The SEC's defensive statistical leaderboard is loaded with sophomores whose names you probably know.
But as you pore through the various categories, a name that might not be so familiar pops up again and again: that of Vanderbilt linebacker Zach Cunningham. If the sophomore weakside linebacker's name doesn't ring a bell yet, it will soon.
"Zach Cunningham may be the best linebacker I've ever had the opportunity to coach in this structure of defense," Vanderbilt coach Derek Mason said. "I'm not trying to talk him up because he's on my team. He can match in coverage, he's a sideline-to-sideline player, he has tremendous strength and he's instinctive as all get out."
Entering Saturday's game against Texas A&M (7-3, 3-3 SEC), Cunningham has legitimately emerged as one of the SEC's top defensive playmakers. He's tied for 10th in the conference with 79 tackles, tied for third in both tackles for loss (13.5) and forced fumbles (three), and he's recovered more fumbles (three) than any SEC defender. In fact, he's tied for second nationally in that department.
And he's done all of that despite not becoming a full-time starter until Game 5 against Middle Tennessee, although Cunningham's playing time increased considerably once the Commodores lost starter Nigel Bowden for the season in Week 2.
"No matter who he's playing against the speed of the game is never too fast, he's always around the ball, making something happen, and with his instincts, he can get himself out of bad body positions unlike anybody I've been able to coach -- and I've had some good ones," Mason said.
In the six games since MTSU, Cunningham has averaged 9.8 tackles per game, has recorded at least one TFL in all but one game and nearly carried the Commodores (4-6, 2-4) to an upset against SEC East champ Florida by totaling 10 tackles, two TFLs, a sack and two fumble recoveries against the Gators.
"I would say the game that kind of sparked it all would be either the Middle Tennessee game or the Ole Miss game (where he made 11 tackles and 1.5 TFLs)," Cunningham said. "That put me in my zone and made me feel like I could be a big player for the defense and that I could have something to offer."
The point where Mason knew Cunningham could do the job came much earlier -- last season, in fact.

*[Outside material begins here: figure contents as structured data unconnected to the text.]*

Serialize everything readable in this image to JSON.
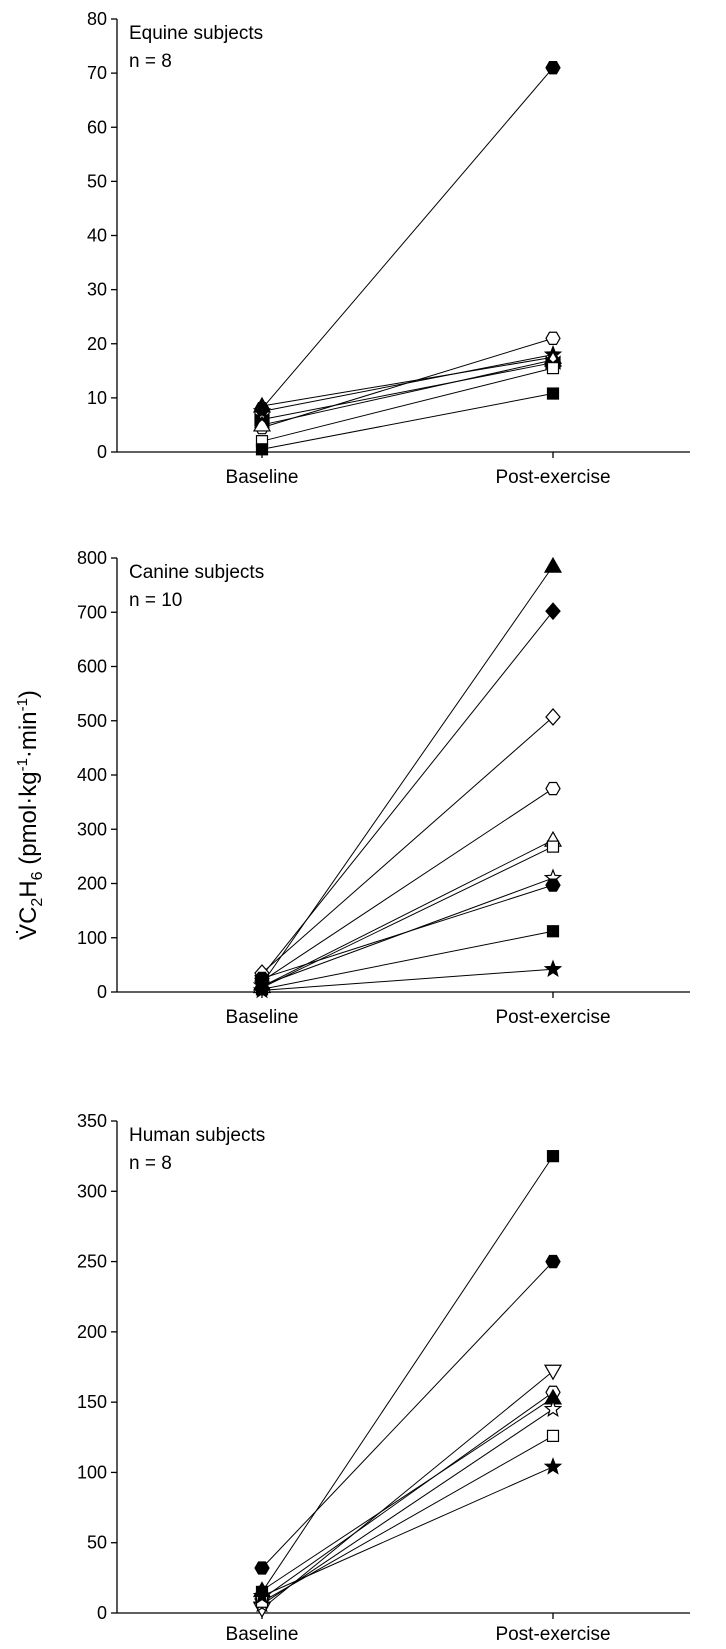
{
  "y_axis_label": {
    "main": "V̇C",
    "sub1": "2",
    "mid": "H",
    "sub2": "6",
    "units_open": " (pmol·kg",
    "sup1": "-1",
    "units_mid": "·min",
    "sup2": "-1",
    "units_close": ")"
  },
  "chart_data": [
    {
      "type": "line",
      "panel": "equine",
      "subtitle": "Equine subjects",
      "n_label": "n = 8",
      "categories": [
        "Baseline",
        "Post-exercise"
      ],
      "ylim": [
        0,
        80
      ],
      "yticks": [
        0,
        10,
        20,
        30,
        40,
        50,
        60,
        70,
        80
      ],
      "series": [
        {
          "marker": "hexagon",
          "fill": "filled",
          "values": [
            8,
            71
          ]
        },
        {
          "marker": "hexagon",
          "fill": "open",
          "values": [
            4.5,
            21
          ]
        },
        {
          "marker": "star",
          "fill": "filled",
          "values": [
            7.5,
            18
          ]
        },
        {
          "marker": "triangle-up",
          "fill": "filled",
          "values": [
            8.5,
            17.5
          ]
        },
        {
          "marker": "triangle-up",
          "fill": "open",
          "values": [
            5,
            17
          ]
        },
        {
          "marker": "bowtie",
          "fill": "filled",
          "values": [
            6,
            16.5
          ]
        },
        {
          "marker": "square",
          "fill": "open",
          "values": [
            2,
            15.5
          ]
        },
        {
          "marker": "square",
          "fill": "filled",
          "values": [
            0.5,
            10.8
          ]
        }
      ]
    },
    {
      "type": "line",
      "panel": "canine",
      "subtitle": "Canine subjects",
      "n_label": "n = 10",
      "categories": [
        "Baseline",
        "Post-exercise"
      ],
      "ylim": [
        0,
        800
      ],
      "yticks": [
        0,
        100,
        200,
        300,
        400,
        500,
        600,
        700,
        800
      ],
      "series": [
        {
          "marker": "triangle-up",
          "fill": "filled",
          "values": [
            15,
            785
          ]
        },
        {
          "marker": "diamond",
          "fill": "filled",
          "values": [
            30,
            702
          ]
        },
        {
          "marker": "diamond",
          "fill": "open",
          "values": [
            35,
            507
          ]
        },
        {
          "marker": "hexagon",
          "fill": "open",
          "values": [
            20,
            375
          ]
        },
        {
          "marker": "triangle-up",
          "fill": "open",
          "values": [
            10,
            280
          ]
        },
        {
          "marker": "square",
          "fill": "open",
          "values": [
            8,
            268
          ]
        },
        {
          "marker": "star",
          "fill": "open",
          "values": [
            12,
            210
          ]
        },
        {
          "marker": "hexagon",
          "fill": "filled",
          "values": [
            25,
            197
          ]
        },
        {
          "marker": "square",
          "fill": "filled",
          "values": [
            5,
            112
          ]
        },
        {
          "marker": "star",
          "fill": "filled",
          "values": [
            3,
            42
          ]
        }
      ]
    },
    {
      "type": "line",
      "panel": "human",
      "subtitle": "Human subjects",
      "n_label": "n = 8",
      "categories": [
        "Baseline",
        "Post-exercise"
      ],
      "ylim": [
        0,
        350
      ],
      "yticks": [
        0,
        50,
        100,
        150,
        200,
        250,
        300,
        350
      ],
      "series": [
        {
          "marker": "square",
          "fill": "filled",
          "values": [
            15,
            325
          ]
        },
        {
          "marker": "hexagon",
          "fill": "filled",
          "values": [
            32,
            250
          ]
        },
        {
          "marker": "triangle-down",
          "fill": "open",
          "values": [
            3,
            172
          ]
        },
        {
          "marker": "hexagon",
          "fill": "open",
          "values": [
            10,
            157
          ]
        },
        {
          "marker": "triangle-up",
          "fill": "filled",
          "values": [
            16,
            153
          ]
        },
        {
          "marker": "star",
          "fill": "open",
          "values": [
            6,
            145
          ]
        },
        {
          "marker": "square",
          "fill": "open",
          "values": [
            8,
            126
          ]
        },
        {
          "marker": "star",
          "fill": "filled",
          "values": [
            12,
            104
          ]
        }
      ]
    }
  ]
}
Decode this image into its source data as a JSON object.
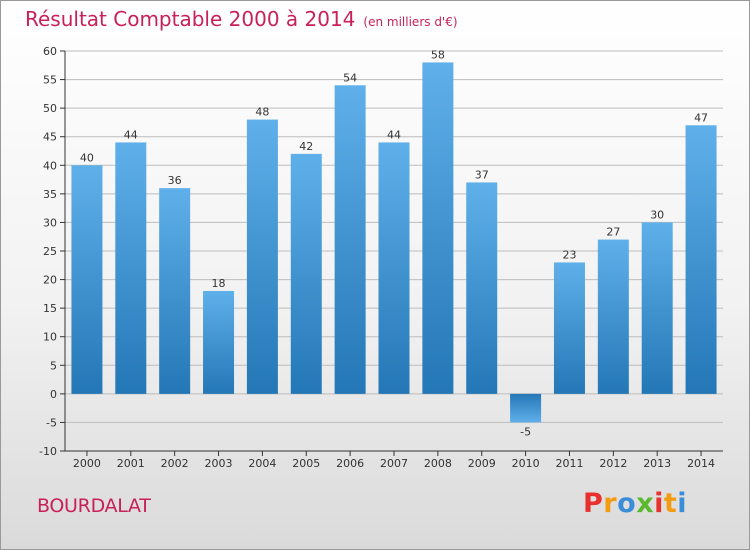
{
  "header": {
    "title": "Résultat Comptable 2000 à 2014",
    "subtitle": "(en milliers d'€)"
  },
  "commune": "BOURDALAT",
  "logo": {
    "letters": [
      "P",
      "r",
      "o",
      "x",
      "i",
      "t",
      "i"
    ],
    "colors": [
      "#e8302c",
      "#f39c12",
      "#3c8dd8",
      "#5cb82e",
      "#e8302c",
      "#f39c12",
      "#3c8dd8"
    ]
  },
  "colors": {
    "title": "#c8205a",
    "bar_light": "#5fb0ea",
    "bar_dark": "#2477b6",
    "axis": "#333333",
    "grid": "#bdbdbd"
  },
  "chart_data": {
    "type": "bar",
    "title": "Résultat Comptable 2000 à 2014",
    "subtitle": "(en milliers d'€)",
    "xlabel": "",
    "ylabel": "",
    "categories": [
      "2000",
      "2001",
      "2002",
      "2003",
      "2004",
      "2005",
      "2006",
      "2007",
      "2008",
      "2009",
      "2010",
      "2011",
      "2012",
      "2013",
      "2014"
    ],
    "values": [
      40,
      44,
      36,
      18,
      48,
      42,
      54,
      44,
      58,
      37,
      -5,
      23,
      27,
      30,
      47
    ],
    "ylim": [
      -10,
      60
    ],
    "yticks": [
      -10,
      -5,
      0,
      5,
      10,
      15,
      20,
      25,
      30,
      35,
      40,
      45,
      50,
      55,
      60
    ],
    "grid": true,
    "legend": "none"
  }
}
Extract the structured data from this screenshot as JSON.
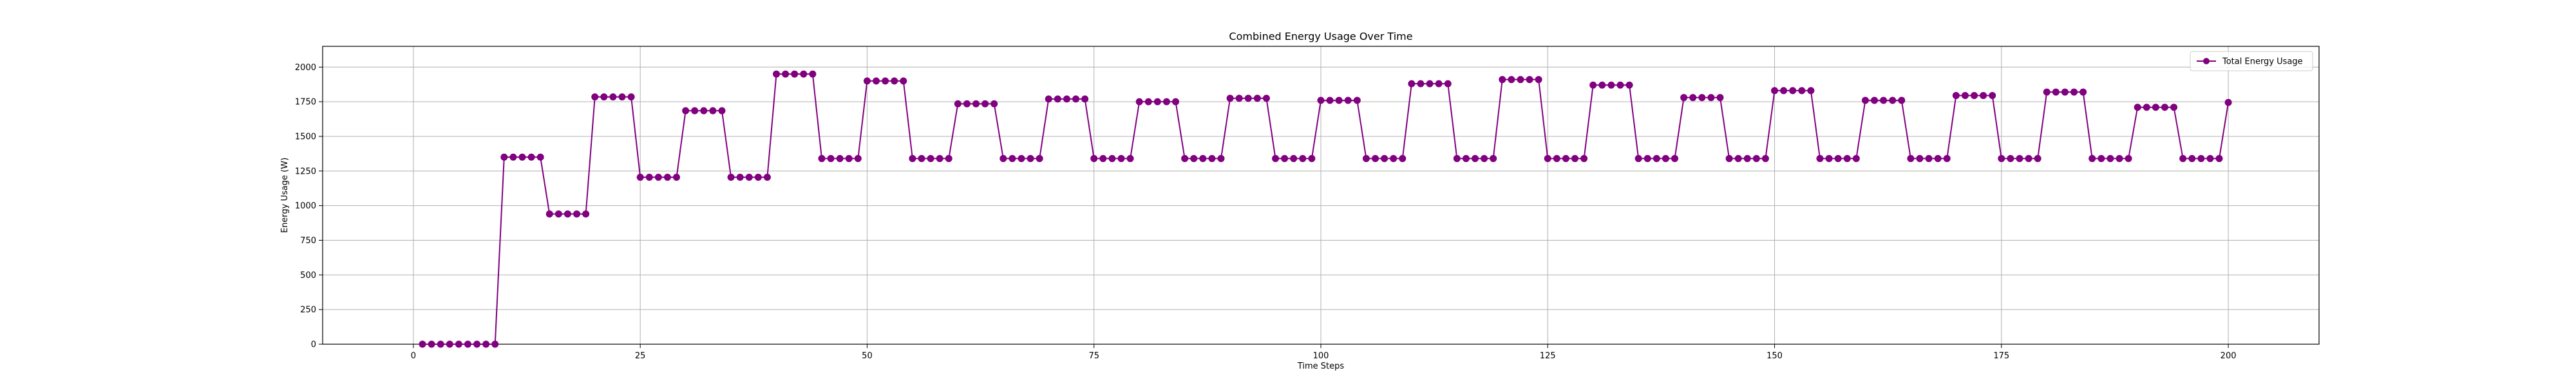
{
  "chart_data": {
    "type": "line",
    "title": "Combined Energy Usage Over Time",
    "xlabel": "Time Steps",
    "ylabel": "Energy Usage (W)",
    "xlim": [
      -10,
      210
    ],
    "ylim": [
      0,
      2150
    ],
    "xticks": [
      0,
      25,
      50,
      75,
      100,
      125,
      150,
      175,
      200
    ],
    "yticks": [
      0,
      250,
      500,
      750,
      1000,
      1250,
      1500,
      1750,
      2000
    ],
    "grid": true,
    "legend_position": "top-right",
    "series": [
      {
        "name": "Total Energy Usage",
        "color": "#800080",
        "marker": "circle",
        "x": [
          1,
          2,
          3,
          4,
          5,
          6,
          7,
          8,
          9,
          10,
          11,
          12,
          13,
          14,
          15,
          16,
          17,
          18,
          19,
          20,
          21,
          22,
          23,
          24,
          25,
          26,
          27,
          28,
          29,
          30,
          31,
          32,
          33,
          34,
          35,
          36,
          37,
          38,
          39,
          40,
          41,
          42,
          43,
          44,
          45,
          46,
          47,
          48,
          49,
          50,
          51,
          52,
          53,
          54,
          55,
          56,
          57,
          58,
          59,
          60,
          61,
          62,
          63,
          64,
          65,
          66,
          67,
          68,
          69,
          70,
          71,
          72,
          73,
          74,
          75,
          76,
          77,
          78,
          79,
          80,
          81,
          82,
          83,
          84,
          85,
          86,
          87,
          88,
          89,
          90,
          91,
          92,
          93,
          94,
          95,
          96,
          97,
          98,
          99,
          100,
          101,
          102,
          103,
          104,
          105,
          106,
          107,
          108,
          109,
          110,
          111,
          112,
          113,
          114,
          115,
          116,
          117,
          118,
          119,
          120,
          121,
          122,
          123,
          124,
          125,
          126,
          127,
          128,
          129,
          130,
          131,
          132,
          133,
          134,
          135,
          136,
          137,
          138,
          139,
          140,
          141,
          142,
          143,
          144,
          145,
          146,
          147,
          148,
          149,
          150,
          151,
          152,
          153,
          154,
          155,
          156,
          157,
          158,
          159,
          160,
          161,
          162,
          163,
          164,
          165,
          166,
          167,
          168,
          169,
          170,
          171,
          172,
          173,
          174,
          175,
          176,
          177,
          178,
          179,
          180,
          181,
          182,
          183,
          184,
          185,
          186,
          187,
          188,
          189,
          190,
          191,
          192,
          193,
          194,
          195,
          196,
          197,
          198,
          199,
          200
        ],
        "y": [
          0,
          0,
          0,
          0,
          0,
          0,
          0,
          0,
          0,
          1350,
          1350,
          1350,
          1350,
          1350,
          940,
          940,
          940,
          940,
          940,
          1785,
          1785,
          1785,
          1785,
          1785,
          1205,
          1205,
          1205,
          1205,
          1205,
          1685,
          1685,
          1685,
          1685,
          1685,
          1205,
          1205,
          1205,
          1205,
          1205,
          1950,
          1950,
          1950,
          1950,
          1950,
          1340,
          1340,
          1340,
          1340,
          1340,
          1900,
          1900,
          1900,
          1900,
          1900,
          1340,
          1340,
          1340,
          1340,
          1340,
          1735,
          1735,
          1735,
          1735,
          1735,
          1340,
          1340,
          1340,
          1340,
          1340,
          1770,
          1770,
          1770,
          1770,
          1770,
          1340,
          1340,
          1340,
          1340,
          1340,
          1750,
          1750,
          1750,
          1750,
          1750,
          1340,
          1340,
          1340,
          1340,
          1340,
          1775,
          1775,
          1775,
          1775,
          1775,
          1340,
          1340,
          1340,
          1340,
          1340,
          1760,
          1760,
          1760,
          1760,
          1760,
          1340,
          1340,
          1340,
          1340,
          1340,
          1880,
          1880,
          1880,
          1880,
          1880,
          1340,
          1340,
          1340,
          1340,
          1340,
          1910,
          1910,
          1910,
          1910,
          1910,
          1340,
          1340,
          1340,
          1340,
          1340,
          1870,
          1870,
          1870,
          1870,
          1870,
          1340,
          1340,
          1340,
          1340,
          1340,
          1780,
          1780,
          1780,
          1780,
          1780,
          1340,
          1340,
          1340,
          1340,
          1340,
          1830,
          1830,
          1830,
          1830,
          1830,
          1340,
          1340,
          1340,
          1340,
          1340,
          1760,
          1760,
          1760,
          1760,
          1760,
          1340,
          1340,
          1340,
          1340,
          1340,
          1795,
          1795,
          1795,
          1795,
          1795,
          1340,
          1340,
          1340,
          1340,
          1340,
          1820,
          1820,
          1820,
          1820,
          1820,
          1340,
          1340,
          1340,
          1340,
          1340,
          1710,
          1710,
          1710,
          1710,
          1710,
          1340,
          1340,
          1340,
          1340,
          1340,
          1745
        ]
      }
    ]
  }
}
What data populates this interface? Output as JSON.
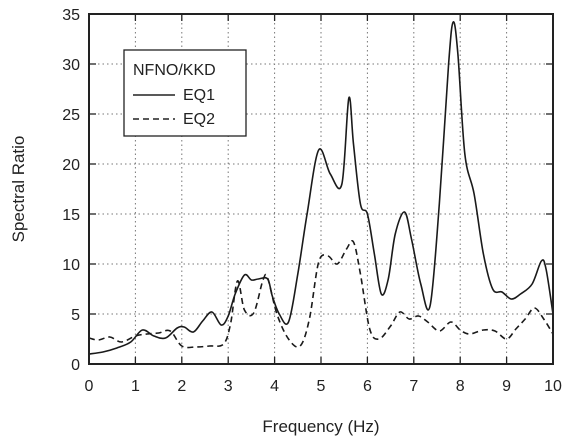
{
  "chart_data": {
    "type": "line",
    "title": "",
    "xlabel": "Frequency (Hz)",
    "ylabel": "Spectral Ratio",
    "xlim": [
      0,
      10
    ],
    "ylim": [
      0,
      35
    ],
    "xticks": [
      0,
      1,
      2,
      3,
      4,
      5,
      6,
      7,
      8,
      9,
      10
    ],
    "yticks": [
      0,
      5,
      10,
      15,
      20,
      25,
      30,
      35
    ],
    "grid": true,
    "legend_title": "NFNO/KKD",
    "legend_position": "top-left",
    "series": [
      {
        "name": "EQ1",
        "style": "solid",
        "x": [
          0,
          0.3,
          0.6,
          0.9,
          1.15,
          1.4,
          1.65,
          1.9,
          2.05,
          2.25,
          2.45,
          2.65,
          2.85,
          3.0,
          3.15,
          3.35,
          3.5,
          3.65,
          3.85,
          3.95,
          4.1,
          4.3,
          4.5,
          4.7,
          4.95,
          5.2,
          5.45,
          5.6,
          5.7,
          5.85,
          6.0,
          6.15,
          6.3,
          6.45,
          6.6,
          6.8,
          6.95,
          7.15,
          7.35,
          7.55,
          7.75,
          7.85,
          7.95,
          8.1,
          8.3,
          8.5,
          8.7,
          8.9,
          9.1,
          9.3,
          9.55,
          9.75,
          9.85,
          10.0
        ],
        "y": [
          1.0,
          1.2,
          1.6,
          2.2,
          3.4,
          2.8,
          2.6,
          3.6,
          3.7,
          3.2,
          4.3,
          5.2,
          3.9,
          4.8,
          7.0,
          8.9,
          8.4,
          8.5,
          8.5,
          6.8,
          5.0,
          4.2,
          9.0,
          15.0,
          21.4,
          19.0,
          18.0,
          26.6,
          22.0,
          16.0,
          15.0,
          11.0,
          7.0,
          8.5,
          13.0,
          15.2,
          12.5,
          8.0,
          5.8,
          16.0,
          30.0,
          34.2,
          31.0,
          21.0,
          17.0,
          11.0,
          7.5,
          7.2,
          6.5,
          7.0,
          8.0,
          10.3,
          9.5,
          5.0
        ]
      },
      {
        "name": "EQ2",
        "style": "dashed",
        "x": [
          0,
          0.2,
          0.45,
          0.7,
          1.0,
          1.25,
          1.5,
          1.75,
          2.0,
          2.3,
          2.6,
          2.9,
          3.05,
          3.2,
          3.35,
          3.55,
          3.75,
          3.85,
          4.05,
          4.3,
          4.55,
          4.75,
          4.95,
          5.15,
          5.35,
          5.55,
          5.7,
          5.85,
          6.05,
          6.25,
          6.5,
          6.7,
          6.9,
          7.1,
          7.3,
          7.55,
          7.8,
          8.0,
          8.2,
          8.5,
          8.75,
          9.0,
          9.2,
          9.4,
          9.6,
          9.8,
          10.0
        ],
        "y": [
          2.6,
          2.4,
          2.7,
          2.2,
          2.8,
          3.0,
          3.1,
          3.3,
          1.8,
          1.7,
          1.8,
          2.0,
          4.0,
          8.3,
          5.4,
          5.1,
          8.4,
          8.6,
          5.0,
          2.5,
          1.8,
          4.5,
          10.2,
          10.8,
          10.0,
          11.5,
          12.2,
          9.0,
          3.5,
          2.5,
          3.8,
          5.2,
          4.5,
          4.8,
          4.2,
          3.3,
          4.2,
          3.4,
          3.0,
          3.4,
          3.3,
          2.5,
          3.5,
          4.5,
          5.6,
          4.5,
          3.0
        ]
      }
    ]
  }
}
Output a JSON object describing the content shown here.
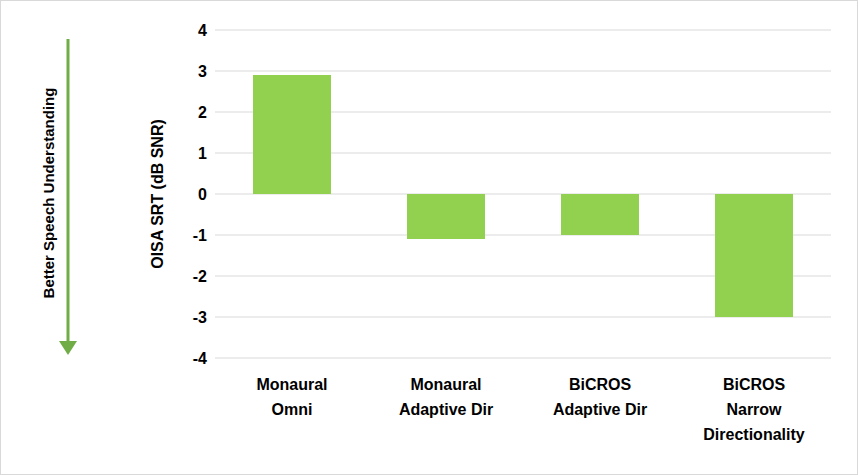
{
  "chart_data": {
    "type": "bar",
    "categories": [
      "Monaural Omni",
      "Monaural Adaptive Dir",
      "BiCROS Adaptive Dir",
      "BiCROS Narrow Directionality"
    ],
    "values": [
      2.9,
      -1.1,
      -1.0,
      -3.0
    ],
    "color": "#92d050",
    "ylim": [
      -4,
      4
    ],
    "yticks": [
      -4,
      -3,
      -2,
      -1,
      0,
      1,
      2,
      3,
      4
    ],
    "grid": true,
    "ylabel": "OISA SRT (dB SNR)",
    "annotations": [
      "Better Speech Understanding"
    ]
  }
}
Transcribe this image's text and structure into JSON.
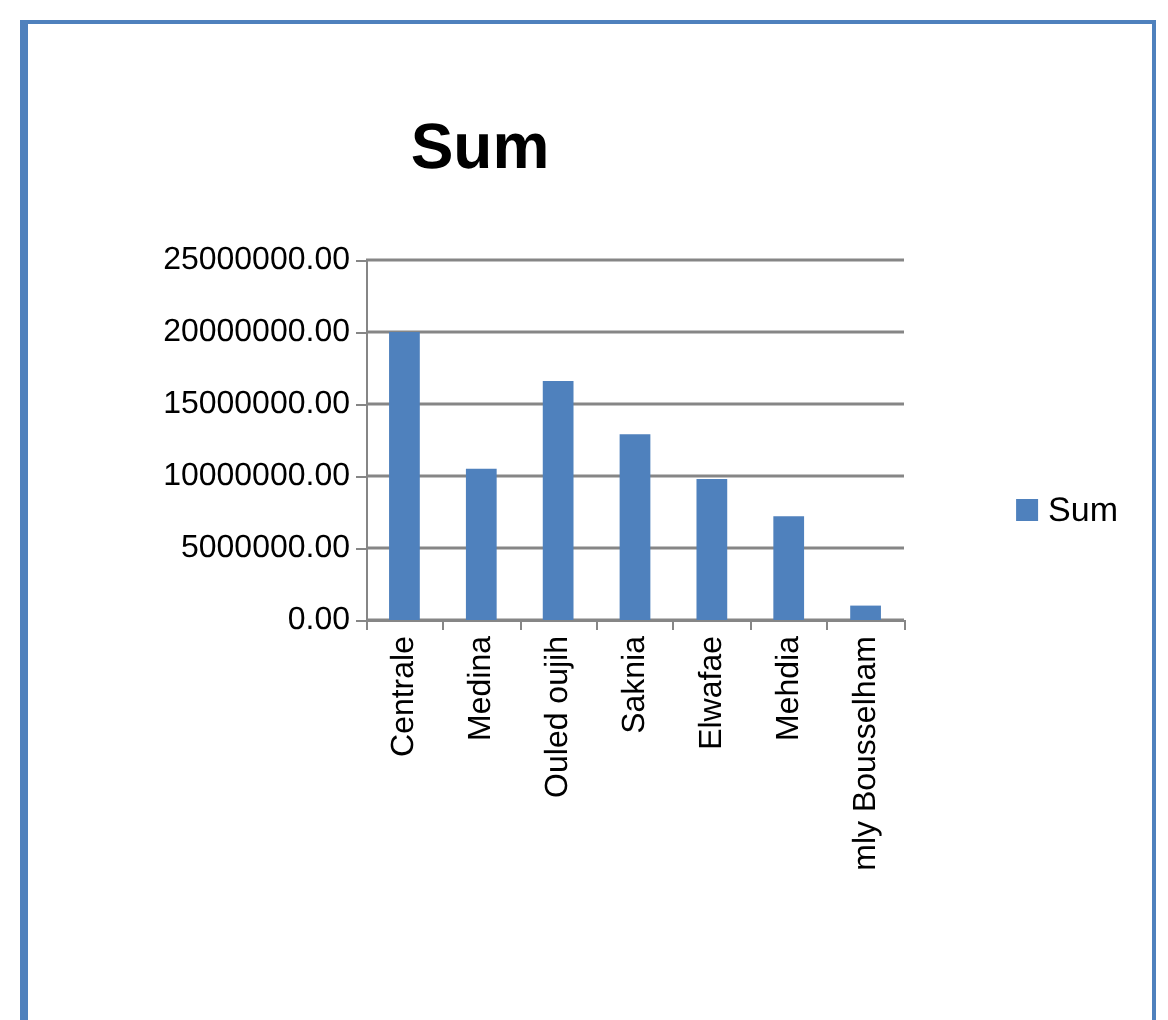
{
  "chart_data": {
    "type": "bar",
    "title": "Sum",
    "categories": [
      "Centrale",
      "Medina",
      "Ouled oujih",
      "Saknia",
      "Elwafae",
      "Mehdia",
      "mly Bousselham"
    ],
    "series": [
      {
        "name": "Sum",
        "color": "#4f81bd",
        "values": [
          20000000,
          10500000,
          16600000,
          12900000,
          9800000,
          7200000,
          1000000
        ]
      }
    ],
    "ylim": [
      0,
      25000000
    ],
    "yticks": [
      {
        "value": 0,
        "label": "0.00"
      },
      {
        "value": 5000000,
        "label": "5000000.00"
      },
      {
        "value": 10000000,
        "label": "10000000.00"
      },
      {
        "value": 15000000,
        "label": "15000000.00"
      },
      {
        "value": 20000000,
        "label": "20000000.00"
      },
      {
        "value": 25000000,
        "label": "25000000.00"
      }
    ],
    "grid": "y",
    "legend": "right"
  }
}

It was in last season's game against Georgia, when the then-redshirt freshman single-handedly took down the Bulldogs' star running back Todd Gurley.
"You go back and watch Georgia last year and the only person who was able to get Gurley down one-on-one was Zach Cunningham, and he did it four times," Mason said. "There are dudes in the NFL who can't get the dude on the ground."
Bowl eligibility is not out of the question for the Commodores, but they will need to beat Texas A&M and Tennessee to get there. Even if they miss out on the postseason, their suddenly rock-solid defense has become the cornerstone of the Vanderbilt program under second-year coach Mason.
The Commodores have won two of their last three SEC games and nearly knocked off Florida, surrendering 9.6 ppg in those three conference games. Those wins against Missouri and Kentucky were Mason's first against SEC opposition.
"We definitely see it as progress," Cunningham said. "We're looking forward to a great time for us, where going into the future, we have a lot of potential to be one of those top teams."
Vandy certainly has that potential at linebacker. The Commodores will lose senior Darreon Herring after the season, but they should have a healthy Bowden, plus Cunningham, Stephen Weatherly, Nehemiah Mitchell and Landon Stokes back in 2016. That group could legitimately rank among the SEC's best collections of linebacker talent next season.
In fact, Cunningham believes the Commodores are prepared to creep up the SEC standings in Year 3 under Mason, who struggled mightily in his debut year only to leverage his defensive prowess and make Vandy a much more competitive program in 2015.
"Nobody's going to be expecting it, but I think we're going to be one of those teams that surprises everybody," he said.